The English logician A. M. Turing showed in 1937 (and various computing machine experts have put this into practice since then in various particular ways) that it is possible to develop code instruction systems for a computing machine which cause it to behave as if it were another, specified, computing machine. …
A code, which according to Turing's schema is supposed to make one machine behave as if it were another specific machine … must do the following things. It must contain, in terms that the machine will understand and (purposively obey), instructions … that will cause the machine to examine every order it gets and determine whether this order has the structure appropriate to an order of the second machine. It must then contain, in terms of the order system of the first machine, sufficient orders to make the machine cause the actions to be taken that the second machine would have taken under the influence of the order in question.
The important result of Turing's is that in this way the first machine can be caused to imitate the behavior of any other machine. von Neumann 1956, The Computer and the Brain, pp.70–71
Durable encoding, described in this chapter, represents difficult content types with the aid of programs written in virtual machine code - the code of a machine we call a UVC (Universal Virtual Computer). This Turing- Machine-equivalent virtual machine is simple compared to the designs of practical hardware. Its design can be specified completely, concisely, and unambiguously for future interpretation.
Objects to be preserved might consist of several source files, each represented as a bit-stream in a Fig. 32 digital object collection, with labeled links between parts of the complete package.

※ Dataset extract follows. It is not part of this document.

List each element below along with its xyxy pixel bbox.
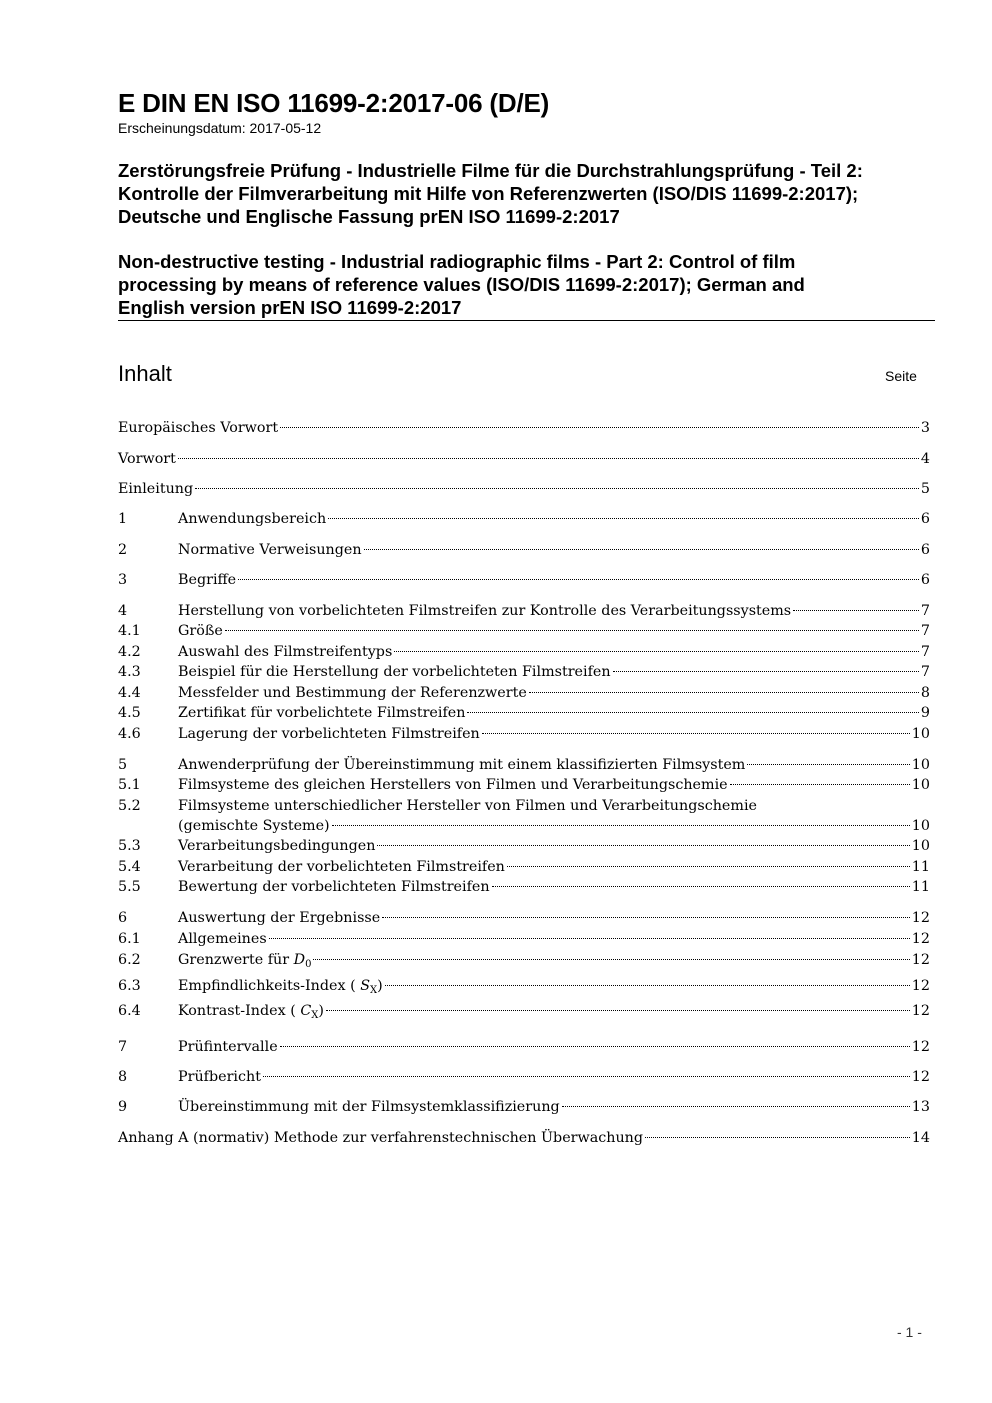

Much of each TDO will be encoded using XML, relations, encryption algorithms, and identifiers. These are governed by relatively simple standards that are widely used - standards that we can be reasonably confident will be completely and correctly understood many years into the future. As described in §11.1, metadata can, and should, record the representation of each TDO component. The means for making each Fig. 32 content blob interpretable forever remains to be provided. What follows describes how this can be accomplished for a single content blob.
12.1 Representation Alternatives
We want information representation methods that can be embodied in tools whose use would be practical for information producers and consumers who do not have specialized skills or equipment.